For fifteen years John P. Parker was a conductor in the thriving riverboat town of Ripley, a main station in the Ohio Underground Railroad network across from the slave state of Kentucky.
A former freedom seeker, iron foundry owner and holder of several patents, Parker was among the few men in the community, who, in his words, "made themselves poor serving the helpless fugitive." Parker's town was the setting of constant tension -- "real warfare" he described it - between those who sought to rescue freedom seekers and those who patrolled nightly in hopes of capturing freedom seekers for the reward offered by their owners.

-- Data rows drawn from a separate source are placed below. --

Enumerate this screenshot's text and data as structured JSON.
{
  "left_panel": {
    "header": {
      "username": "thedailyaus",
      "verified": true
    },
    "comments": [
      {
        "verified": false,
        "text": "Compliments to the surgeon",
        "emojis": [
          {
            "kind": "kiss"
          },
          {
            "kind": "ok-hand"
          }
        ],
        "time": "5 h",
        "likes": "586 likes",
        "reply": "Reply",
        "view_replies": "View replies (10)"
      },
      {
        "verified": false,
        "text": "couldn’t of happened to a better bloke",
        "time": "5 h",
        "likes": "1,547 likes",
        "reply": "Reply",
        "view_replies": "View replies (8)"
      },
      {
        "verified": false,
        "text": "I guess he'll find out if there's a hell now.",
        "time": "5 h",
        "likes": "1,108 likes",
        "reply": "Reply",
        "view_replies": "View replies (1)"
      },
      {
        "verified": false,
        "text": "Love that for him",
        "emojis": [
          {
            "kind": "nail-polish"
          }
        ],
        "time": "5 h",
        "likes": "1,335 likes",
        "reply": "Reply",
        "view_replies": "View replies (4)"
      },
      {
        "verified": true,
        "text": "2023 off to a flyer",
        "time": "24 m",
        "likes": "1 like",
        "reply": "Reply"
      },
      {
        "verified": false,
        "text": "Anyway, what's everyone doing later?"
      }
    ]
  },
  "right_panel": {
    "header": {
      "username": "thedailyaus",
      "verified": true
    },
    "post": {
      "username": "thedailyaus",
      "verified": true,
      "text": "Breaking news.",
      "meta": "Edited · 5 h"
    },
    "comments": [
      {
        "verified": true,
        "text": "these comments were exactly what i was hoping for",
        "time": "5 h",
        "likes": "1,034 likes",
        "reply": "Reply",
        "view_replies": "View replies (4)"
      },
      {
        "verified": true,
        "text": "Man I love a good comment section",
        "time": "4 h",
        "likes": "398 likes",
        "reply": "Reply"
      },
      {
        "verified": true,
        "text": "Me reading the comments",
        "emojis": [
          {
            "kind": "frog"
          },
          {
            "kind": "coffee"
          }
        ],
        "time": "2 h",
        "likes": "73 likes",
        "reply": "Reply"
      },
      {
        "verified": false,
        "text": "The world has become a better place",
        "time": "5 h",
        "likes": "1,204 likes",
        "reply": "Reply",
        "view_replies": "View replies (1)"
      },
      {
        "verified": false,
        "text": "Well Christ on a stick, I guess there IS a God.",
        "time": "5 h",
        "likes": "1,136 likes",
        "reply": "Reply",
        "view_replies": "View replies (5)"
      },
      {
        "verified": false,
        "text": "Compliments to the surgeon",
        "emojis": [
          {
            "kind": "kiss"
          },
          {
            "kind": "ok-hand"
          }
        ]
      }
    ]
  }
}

In most instances, Parker and his network assisted freedom seekers who had made the Ohio River crossing alone, but during many suspense-filled nights, Parker belted on two pistols and a knife, took his boat into Kentucky, and brought out fugitives who were stranded just short of free lands. Parker reported that he assisted 315 freedom seekers during the first five years he was involved in the Ohio Underground Railroad.
Parker's unflagging and often heroic efforts to rescue African Americans from the "borderlands" along the Ohio River underscores the major role played by African Americans not only as freedom seekers, but as rescuers on the Underground Railroad.
Parker was not an outspoken abolitionist and appears never to have joined or participated in antislavery groups. Nevertheless, he repeatedly secreted himself back into slave territory to assist escapees and lead them to freedom across the Ohio River.